Гай не нашел достойного возражения. Дугал подметил куда больше необъяснимых мелочей, связанных с личностью человека, называвшего себя Гунтером фон Райхертом из Германии, нежели он сам. Оруженосцу Мишеля де Фармера нельзя было отказать в сообразительности или преданности (разве что обвинить в некой непочтительности к своему молодому сюзерену), однако за ним неотвязно следовали какие-то загадки. Речь, манеры, поведение, даже внешность – все хоть немного, да отличалось от обычных.
– Но если этот человек не тот, за кого себя выдает, что нам делать? – сэр Гисборн решил рассмотреть дело с иной, более практичной точки зрения.
– Пока ничего, – Мак-Лауд пожал плечами. – Надеяться, что все обойдется, и мы благополучно доберемся туда, куда собирались. Возможно, к тому времени все трудности разрешатся сами собой. Я не говорю, что этот Гуннар из Германии или откуда он там на самом деле – плохой человек. У него могут иметься серьезные причины вести себя именно так. Однако я бы предпочел знать правду о том, кто он такой. Пока это остается в тайне – он мне не враг, но и не друг. Думай и поступай как хочешь, только потом не говори, что тебя не предупреждали… Мы пришли.
За разговорами Гай не заметил, как они миновали длинную стену аббатства, пересекли располагавшийся рядом жилой квартал и очутились на деревянной набережной Луары, рядом с длинными рядами причалов и качающимися на волнах кораблями. Здешние суда несколько отличались от стоявших в гавани Руана или Дувра. Тут предпочитали вместительные, широкие плоскодонки под растянутыми в ширину парусами, низко сидящие в воде и способные принять на борт кажущееся почти бесконечным число сундуков, мешков, ящиков, пассажиров и даже живой груз: истошно блеющих овец или фыркающих и опасливо косящихся по сторонам лошадей. Кое-какие из барок, выглядевшие самыми старыми, полагались не столько на паруса, сколько на весла. В море всегда можно рассчитывать на ветер – попутный или препятствующий, а как прикажете быть на реке, закрытой со всех сторон холмами?

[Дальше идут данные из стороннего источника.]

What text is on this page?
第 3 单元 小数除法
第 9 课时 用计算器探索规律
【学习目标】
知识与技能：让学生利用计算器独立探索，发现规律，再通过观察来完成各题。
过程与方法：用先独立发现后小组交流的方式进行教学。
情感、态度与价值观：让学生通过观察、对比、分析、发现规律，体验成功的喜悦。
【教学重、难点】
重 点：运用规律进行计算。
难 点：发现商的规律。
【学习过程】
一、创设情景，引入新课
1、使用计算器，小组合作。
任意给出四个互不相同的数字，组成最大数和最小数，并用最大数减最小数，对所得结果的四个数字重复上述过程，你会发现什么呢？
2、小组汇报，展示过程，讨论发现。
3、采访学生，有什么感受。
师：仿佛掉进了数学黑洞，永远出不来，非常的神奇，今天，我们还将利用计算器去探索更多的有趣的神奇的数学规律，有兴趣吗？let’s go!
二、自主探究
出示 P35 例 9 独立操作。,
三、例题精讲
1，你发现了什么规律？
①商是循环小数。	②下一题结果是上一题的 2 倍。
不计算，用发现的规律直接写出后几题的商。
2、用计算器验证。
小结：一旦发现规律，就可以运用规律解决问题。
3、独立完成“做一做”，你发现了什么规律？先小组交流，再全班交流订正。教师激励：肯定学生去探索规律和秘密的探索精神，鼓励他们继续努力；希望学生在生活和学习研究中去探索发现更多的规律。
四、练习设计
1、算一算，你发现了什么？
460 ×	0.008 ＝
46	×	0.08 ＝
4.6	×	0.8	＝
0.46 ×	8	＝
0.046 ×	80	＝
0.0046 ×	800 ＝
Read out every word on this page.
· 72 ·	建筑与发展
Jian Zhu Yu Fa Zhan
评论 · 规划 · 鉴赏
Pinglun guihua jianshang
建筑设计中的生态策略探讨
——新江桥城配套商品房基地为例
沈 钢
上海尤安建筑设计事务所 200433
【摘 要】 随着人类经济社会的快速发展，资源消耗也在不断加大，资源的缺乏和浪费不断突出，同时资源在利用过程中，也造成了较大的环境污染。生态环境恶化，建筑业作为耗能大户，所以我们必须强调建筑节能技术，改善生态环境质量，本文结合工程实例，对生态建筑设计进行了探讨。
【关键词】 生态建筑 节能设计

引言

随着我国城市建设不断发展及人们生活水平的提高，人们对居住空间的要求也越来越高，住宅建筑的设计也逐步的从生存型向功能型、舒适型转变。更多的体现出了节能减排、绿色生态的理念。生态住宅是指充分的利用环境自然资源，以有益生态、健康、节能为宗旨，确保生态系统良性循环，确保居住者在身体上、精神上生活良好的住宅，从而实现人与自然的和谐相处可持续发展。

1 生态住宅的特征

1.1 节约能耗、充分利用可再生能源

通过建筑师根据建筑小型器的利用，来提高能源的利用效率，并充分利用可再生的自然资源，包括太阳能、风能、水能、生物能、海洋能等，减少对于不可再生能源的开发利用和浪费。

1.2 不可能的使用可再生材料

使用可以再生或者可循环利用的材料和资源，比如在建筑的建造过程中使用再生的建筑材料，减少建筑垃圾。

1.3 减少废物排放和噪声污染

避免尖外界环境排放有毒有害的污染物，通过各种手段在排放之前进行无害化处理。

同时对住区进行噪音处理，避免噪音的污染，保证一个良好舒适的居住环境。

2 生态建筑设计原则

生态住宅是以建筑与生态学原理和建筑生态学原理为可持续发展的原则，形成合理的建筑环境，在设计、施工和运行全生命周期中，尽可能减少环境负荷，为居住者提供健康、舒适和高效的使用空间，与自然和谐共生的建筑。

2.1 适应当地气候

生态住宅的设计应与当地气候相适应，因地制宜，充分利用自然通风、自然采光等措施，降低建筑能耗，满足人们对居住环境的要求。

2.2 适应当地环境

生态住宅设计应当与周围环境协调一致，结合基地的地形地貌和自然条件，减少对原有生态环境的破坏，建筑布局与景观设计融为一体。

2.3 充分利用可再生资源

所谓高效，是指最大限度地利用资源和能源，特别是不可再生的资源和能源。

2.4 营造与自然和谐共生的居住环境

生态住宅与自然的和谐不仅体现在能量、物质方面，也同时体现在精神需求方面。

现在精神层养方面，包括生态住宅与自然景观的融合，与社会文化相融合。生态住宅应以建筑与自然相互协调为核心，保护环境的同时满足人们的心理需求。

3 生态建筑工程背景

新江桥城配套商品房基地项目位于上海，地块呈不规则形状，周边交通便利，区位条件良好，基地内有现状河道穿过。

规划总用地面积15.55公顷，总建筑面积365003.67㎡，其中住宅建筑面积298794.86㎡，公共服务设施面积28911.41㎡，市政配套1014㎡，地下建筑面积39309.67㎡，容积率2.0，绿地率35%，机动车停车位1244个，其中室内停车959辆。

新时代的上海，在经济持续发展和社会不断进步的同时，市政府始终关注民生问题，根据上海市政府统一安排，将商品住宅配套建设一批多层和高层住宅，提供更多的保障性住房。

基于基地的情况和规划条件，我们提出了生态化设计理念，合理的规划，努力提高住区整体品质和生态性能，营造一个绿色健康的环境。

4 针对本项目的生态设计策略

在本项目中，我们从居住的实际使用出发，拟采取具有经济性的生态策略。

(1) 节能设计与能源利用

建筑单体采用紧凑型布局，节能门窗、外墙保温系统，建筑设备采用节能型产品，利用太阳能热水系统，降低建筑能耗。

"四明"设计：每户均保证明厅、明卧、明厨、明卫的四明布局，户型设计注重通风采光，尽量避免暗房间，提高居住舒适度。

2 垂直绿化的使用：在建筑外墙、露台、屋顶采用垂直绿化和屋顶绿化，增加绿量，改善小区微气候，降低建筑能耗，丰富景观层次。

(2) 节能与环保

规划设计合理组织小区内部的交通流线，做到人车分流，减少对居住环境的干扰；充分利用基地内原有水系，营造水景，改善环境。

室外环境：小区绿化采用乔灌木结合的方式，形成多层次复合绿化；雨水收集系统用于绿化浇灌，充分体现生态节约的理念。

Только грести, хотя есть еще средство – медлительно бредущая вдоль берега воловья упряжка, тянущая груженое судно против течения. Хлопотно и долго, однако надежно.
Пристани жили обычной жизнью, одинаковой для всех морских и речных гаваней мира. Где-то привезенный товар сгружали с борта корабля на пристань, где наоборот – перетаскивали тюки в недра трюмов, торговцы свежей рыбой старались перекричать друг друга, сновали разносчики и посредники между купцами и владельцами судов, чинно шествовали почтенные обыватели и явившиеся за покупками матроны, прогрохотал мимо десяток городской стражи… На середине широкой мутно-серебристой реки медленно разворачивалась вниз по течению зеленая барка с высокой надстройкой на корме. Пахло мокрой парусиной, деревом, преющей кожей и отчего-то яблоками.
Источник яблочного аромата выяснился быстро – в окрестных садах сняли первый урожай и теперь увозили его на север. Мак-Лауд, проходя мимо очередного груженного красно-желтой россыпью плодов возка, без особых колебаний украдкой прихватил несколько штук и теперь шумно грыз, плюясь семечками.
– Сказано: не укради, – заметил Гай. – Но раз украл, то поделись.
Дугал запустил в него одним из своих спелых трофеев и вдруг остановился.
– Вот, – уверенно заявил он, указывая на приглянувшееся ему судно. – Хорошо бы она направлялась вверх по реке.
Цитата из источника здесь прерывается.